Variety reveals that DreamWorks will be able to take its staff with them. This could help the studio unload some of the DreamWorks overhead of some $50 million a year:
Though the deal has been anticipated for some time, what had been unclear was the fate of DreamWorks' executives, who would have been contractually obligated to remain employed by Paramount. In a surprise move, Paramount waived its right to keep DreamWorks' execs in its fold.
"To facilitate a timely and smooth transition, Paramount has waived certain provisions from the original deal to clear the way for the DreamWorks principals and their employees to join their new company without delay," Paramount said in a statement.
It's not unusual for a deal this complex to take so long.
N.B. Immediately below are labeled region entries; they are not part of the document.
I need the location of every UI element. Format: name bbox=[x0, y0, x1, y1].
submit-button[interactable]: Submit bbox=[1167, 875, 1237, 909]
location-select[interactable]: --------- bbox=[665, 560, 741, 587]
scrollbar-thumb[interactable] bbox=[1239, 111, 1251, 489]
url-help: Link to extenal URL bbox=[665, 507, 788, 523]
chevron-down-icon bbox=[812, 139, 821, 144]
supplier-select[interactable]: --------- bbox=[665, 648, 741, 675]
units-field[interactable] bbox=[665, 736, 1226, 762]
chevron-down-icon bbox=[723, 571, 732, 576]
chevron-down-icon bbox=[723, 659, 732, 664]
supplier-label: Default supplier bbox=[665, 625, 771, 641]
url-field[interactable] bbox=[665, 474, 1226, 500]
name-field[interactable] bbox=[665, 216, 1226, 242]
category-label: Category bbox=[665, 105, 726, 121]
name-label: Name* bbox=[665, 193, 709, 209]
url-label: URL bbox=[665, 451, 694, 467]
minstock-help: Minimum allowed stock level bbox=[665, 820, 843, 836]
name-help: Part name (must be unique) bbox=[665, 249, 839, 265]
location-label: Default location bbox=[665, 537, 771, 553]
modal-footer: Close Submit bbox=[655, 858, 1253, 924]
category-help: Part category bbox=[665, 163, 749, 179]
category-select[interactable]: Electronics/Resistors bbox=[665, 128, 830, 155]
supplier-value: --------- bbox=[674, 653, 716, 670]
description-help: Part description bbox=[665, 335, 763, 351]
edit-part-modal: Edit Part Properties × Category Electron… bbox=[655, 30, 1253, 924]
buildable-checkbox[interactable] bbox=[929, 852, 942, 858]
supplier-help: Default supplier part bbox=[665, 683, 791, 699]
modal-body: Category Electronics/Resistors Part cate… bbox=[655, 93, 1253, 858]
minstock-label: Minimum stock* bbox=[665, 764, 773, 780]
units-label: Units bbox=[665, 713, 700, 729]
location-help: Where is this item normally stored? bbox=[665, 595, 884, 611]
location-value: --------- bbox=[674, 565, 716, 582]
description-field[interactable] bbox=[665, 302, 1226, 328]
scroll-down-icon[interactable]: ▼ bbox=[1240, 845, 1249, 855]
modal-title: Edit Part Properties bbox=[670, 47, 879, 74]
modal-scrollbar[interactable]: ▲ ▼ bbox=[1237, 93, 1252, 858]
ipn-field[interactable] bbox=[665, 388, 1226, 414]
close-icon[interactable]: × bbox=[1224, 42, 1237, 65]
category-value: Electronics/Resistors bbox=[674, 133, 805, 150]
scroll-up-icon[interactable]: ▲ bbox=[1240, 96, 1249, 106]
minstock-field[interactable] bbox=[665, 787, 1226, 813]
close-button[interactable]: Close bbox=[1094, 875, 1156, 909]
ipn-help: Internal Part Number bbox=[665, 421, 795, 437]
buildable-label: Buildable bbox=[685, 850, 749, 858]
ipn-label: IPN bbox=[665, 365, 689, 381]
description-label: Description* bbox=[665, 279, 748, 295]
It is unusual that having not clinched a deal with Universal, and moving to Viacom/Paramount, which acquired DreamWorks for $1.6 biillion 2 1/2 years ago, Spielberg/Geffen and co. should be so hellbent on getting out of there.
It became clear that Spielberg, Geffen and Stacey Snider thought they were a satellite company working alongside Paramount--even serviced by the studio, on some level. But Paramount chairman Brad Grey considered DreamWorks to be not a sibling company but one of several labels answering to him, like MTV or Paramount Vantage.
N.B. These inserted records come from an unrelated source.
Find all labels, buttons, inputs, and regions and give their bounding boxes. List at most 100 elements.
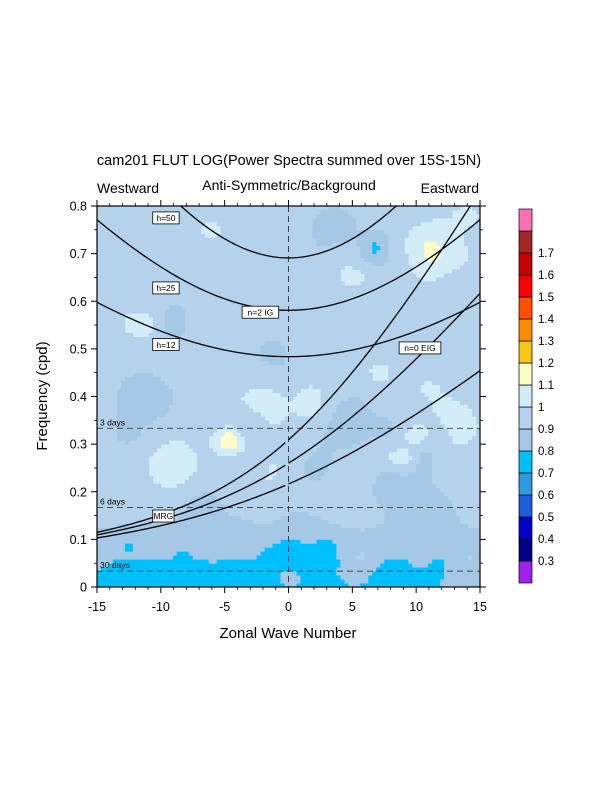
contour-cell — [288, 491, 293, 497]
contour-cell — [220, 289, 226, 294]
contour-cell — [208, 321, 214, 326]
contour-cell — [120, 452, 126, 457]
contour-cell — [184, 483, 190, 489]
contour-cell — [196, 551, 202, 556]
contour-cell — [172, 372, 178, 378]
contour-cell — [260, 487, 265, 493]
contour-cell — [160, 551, 166, 556]
contour-cell — [152, 567, 158, 572]
contour-cell — [152, 309, 158, 314]
contour-cell — [280, 432, 285, 437]
contour-cell — [112, 249, 118, 255]
contour-cell — [112, 293, 118, 298]
contour-cell — [248, 340, 253, 346]
contour-cell — [248, 384, 253, 389]
contour-cell — [208, 213, 214, 219]
contour-cell — [248, 555, 253, 560]
contour-cell — [136, 257, 142, 262]
contour-cell — [172, 531, 178, 536]
contour-cell — [288, 273, 293, 278]
contour-cell — [104, 245, 110, 251]
contour-cell — [184, 348, 190, 354]
contour-cell — [256, 297, 261, 302]
contour-cell — [136, 444, 142, 449]
contour-cell — [224, 289, 230, 294]
contour-cell — [300, 225, 305, 231]
contour-cell — [108, 420, 114, 425]
contour-cell — [292, 567, 297, 572]
contour-cell — [232, 559, 238, 564]
contour-cell — [160, 527, 166, 532]
contour-cell — [304, 436, 309, 441]
contour-cell — [200, 440, 206, 445]
contour-cell — [292, 499, 297, 505]
contour-cell — [104, 495, 110, 501]
contour-cell — [144, 261, 150, 266]
contour-cell — [300, 551, 305, 556]
contour-cell — [244, 543, 249, 548]
contour-cell — [128, 221, 134, 227]
contour-cell — [100, 404, 106, 409]
contour-cell — [204, 305, 210, 310]
contour-cell — [204, 483, 210, 489]
contour-cell — [244, 277, 249, 282]
contour-cell — [260, 356, 265, 362]
contour-cell — [208, 507, 214, 512]
contour-cell — [160, 249, 166, 255]
contour-cell — [280, 229, 285, 235]
contour-cell — [184, 269, 190, 274]
contour-cell — [232, 563, 238, 568]
contour-cell — [164, 321, 170, 326]
contour-cell — [108, 253, 114, 258]
contour-cell — [164, 495, 170, 501]
contour-cell — [256, 364, 261, 370]
contour-cell — [248, 261, 253, 266]
contour-cell — [128, 352, 134, 358]
contour-cell — [252, 583, 257, 587]
contour-cell — [248, 456, 253, 461]
contour-cell — [152, 424, 158, 429]
contour-cell — [192, 285, 198, 290]
contour-cell — [168, 301, 174, 306]
contour-cell — [280, 372, 285, 378]
contour-cell — [240, 547, 246, 552]
contour-cell — [268, 368, 273, 374]
contour-cell — [224, 567, 230, 572]
contour-cell — [108, 503, 114, 509]
contour-cell — [188, 364, 194, 370]
contour-cell — [180, 579, 186, 584]
contour-cell — [316, 571, 321, 576]
contour-cell — [260, 495, 265, 501]
contour-cell — [316, 507, 321, 512]
contour-cell — [188, 535, 194, 540]
contour-cell — [272, 253, 277, 258]
contour-cell — [300, 257, 305, 262]
contour-cell — [156, 384, 162, 389]
contour-cell — [184, 245, 190, 251]
contour-cell — [232, 416, 238, 421]
contour-cell — [200, 301, 206, 306]
contour-cell — [276, 487, 281, 493]
contour-cell — [216, 333, 222, 338]
contour-cell — [216, 467, 222, 473]
contour-cell — [128, 499, 134, 505]
contour-cell — [124, 535, 130, 540]
contour-cell — [304, 416, 309, 421]
contour-cell — [264, 352, 269, 358]
contour-cell — [288, 420, 293, 425]
contour-cell — [164, 352, 170, 358]
contour-cell — [108, 559, 114, 564]
contour-cell — [172, 229, 178, 235]
contour-cell — [192, 221, 198, 227]
contour-cell — [176, 535, 182, 540]
contour-cell — [272, 257, 277, 262]
contour-cell — [204, 297, 210, 302]
contour-cell — [256, 348, 261, 354]
contour-cell — [104, 491, 110, 497]
contour-cell — [300, 336, 305, 342]
contour-cell — [97, 329, 102, 334]
contour-cell — [304, 448, 309, 453]
contour-cell — [148, 543, 154, 548]
contour-cell — [112, 412, 118, 417]
contour-cell — [196, 206, 202, 211]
Add the ornery and volatile Sumner Redstone to the mix, and you had a recipe for disaster.
Even if Spielberg and company had to go offshore, to India, they were going to raise the necessary funding to make another go at a standalone company answering to no one. Now Spielberg and Snider (as Geffen departs the team) will go their merry way--presumably to a Universal distribution deal, although the studio balked at putting up $130 million for the 3-D animated Spielberg/Peter Jackson adaptation of the comic-strip classic Tintin.
As Claudia Eller points out in the LAT, this is a sign of the times, as studios resist the lure of getting into bed with even filmmakers of the stature of Spielberg and Jackson if the numbers don't add up. The two filmmakers (who could grab as much as 30% of the gross on their pics) were switching off producing and directing duties on the first two installments of a planned trilogy filmed back-to-back. Production was scheduled to begin next month, as Paramount was hoping to find a partner to shoulder the cost. Negotiating this deal with Paramount comes at the very moment that Spielberg is extricating himself from the studio and hopes to walk away with as much as he can get.
Universal will likely wind up as DreamWorks' distributor. But the Tintin situation highlights the fact that even as a standalone, DreamWorks will need willing financial partners if it wants to mount big-budget behemoths. The other question is how willing Spielberg and Snider will be to pare back their size, scope and staff to remain lean and mean. They risk following the path taken by would-be indies like Joe Roth's Revolution and The Weinsteins, two companies who raised substantial funding but followed a free-spending, old-fashioned studio-scale paradigm.